Centre wants more SCs, STs, OBCs as HC judges

Union Minister of Law and Justice Ravi Shankar Prasad replies to DMK member P Wilson on the matter of urgent public importance

Update: 2020-10-20 06:08 GMT
The Centre has been requesting that due consideration be given to suitable candidates belonging to the SC, ST, OBC, Minorities and Women says, Union Minister of Law and Justice Ravi Shankar Prasad

Chennai: The Centre has been requesting that due consideration be given to suitable candidates belonging to the Scheduled Castes, Scheduled Tribes, Other Backward Classes, Minorities and Women while making appointments to the High Courts, Union Minister of Law and Justice Ravi Shankar Prasad has said.

In his reply to the matter of urgent public importance raised by DMK member P Wilson in the Rajya Sabha, demanding social justice and diversity in the appointment of Supreme Court judges, Prasad said judges to the Supreme Court were appointed predominantly from amongst the Chief Justices and judges of the High Courts.

Also, the Minister clarified that the appointments were made under Article 124 of Constitution that did not provide for any reservation.

Wilson, in his special mention, said ‘certain disturbing trends are noticed in the composition of the Supreme Court.
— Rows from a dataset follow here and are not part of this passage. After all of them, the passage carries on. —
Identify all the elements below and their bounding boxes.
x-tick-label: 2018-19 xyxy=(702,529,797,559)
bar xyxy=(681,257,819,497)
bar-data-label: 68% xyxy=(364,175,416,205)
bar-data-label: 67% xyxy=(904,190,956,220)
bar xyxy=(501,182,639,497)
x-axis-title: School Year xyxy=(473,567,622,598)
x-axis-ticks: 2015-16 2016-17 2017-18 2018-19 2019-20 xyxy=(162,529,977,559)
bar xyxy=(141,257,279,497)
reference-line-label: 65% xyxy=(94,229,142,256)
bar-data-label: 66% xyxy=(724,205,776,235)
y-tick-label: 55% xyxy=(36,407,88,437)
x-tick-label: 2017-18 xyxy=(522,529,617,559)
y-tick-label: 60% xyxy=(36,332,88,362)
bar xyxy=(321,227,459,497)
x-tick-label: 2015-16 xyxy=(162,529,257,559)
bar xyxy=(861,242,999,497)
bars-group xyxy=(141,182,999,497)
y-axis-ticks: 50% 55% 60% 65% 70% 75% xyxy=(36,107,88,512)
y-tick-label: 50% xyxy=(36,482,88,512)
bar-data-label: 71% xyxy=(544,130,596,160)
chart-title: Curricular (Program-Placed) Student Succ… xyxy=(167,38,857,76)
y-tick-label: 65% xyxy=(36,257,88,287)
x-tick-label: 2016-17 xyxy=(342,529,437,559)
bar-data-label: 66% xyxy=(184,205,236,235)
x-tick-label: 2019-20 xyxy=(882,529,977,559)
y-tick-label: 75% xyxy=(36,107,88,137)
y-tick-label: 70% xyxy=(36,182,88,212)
For the past few years, there is declining representation from all the sections of the society.’

Requesting Parliament to step in to ensure social justice and diversity in the Supreme Court, he said many groups were poorly represented. There were not many women and persons from historically oppressed and marginalized sections of society and it was not because they were not qualified enough, he said.

Earlier, Wilson had written a letter to the President that stressed the necessity for diversity in the Union Judiciary. ‘The court is not indicative of the wonderful diversity and pluralistic society India is,’ he said.

Stating that the lack of diversity had caused a lot of fear and agony in the minds of the people, Wilson explained how diversity improved quality of judgment. ‘A judge who was born into privilege and raised wealthy in the upper echelons of society might not appreciate the law pertaining to reservation as much as a judge who was born into abject poverty,’ he said.

To deny diversity at the Bench, merit was used as a proxy to justify the retention of a particular class or community of persons as judge, Wilson said, adding: ‘For the public to perceive our court system as impartial and accessible, the judiciary must reflect the diverse populations affected by its decisions.’

Hence he requested the President, as an appointing authority, to make it mandatory for diversity in appointments to the Supreme Court, which he described as a ‘sentinel on the qui vive.’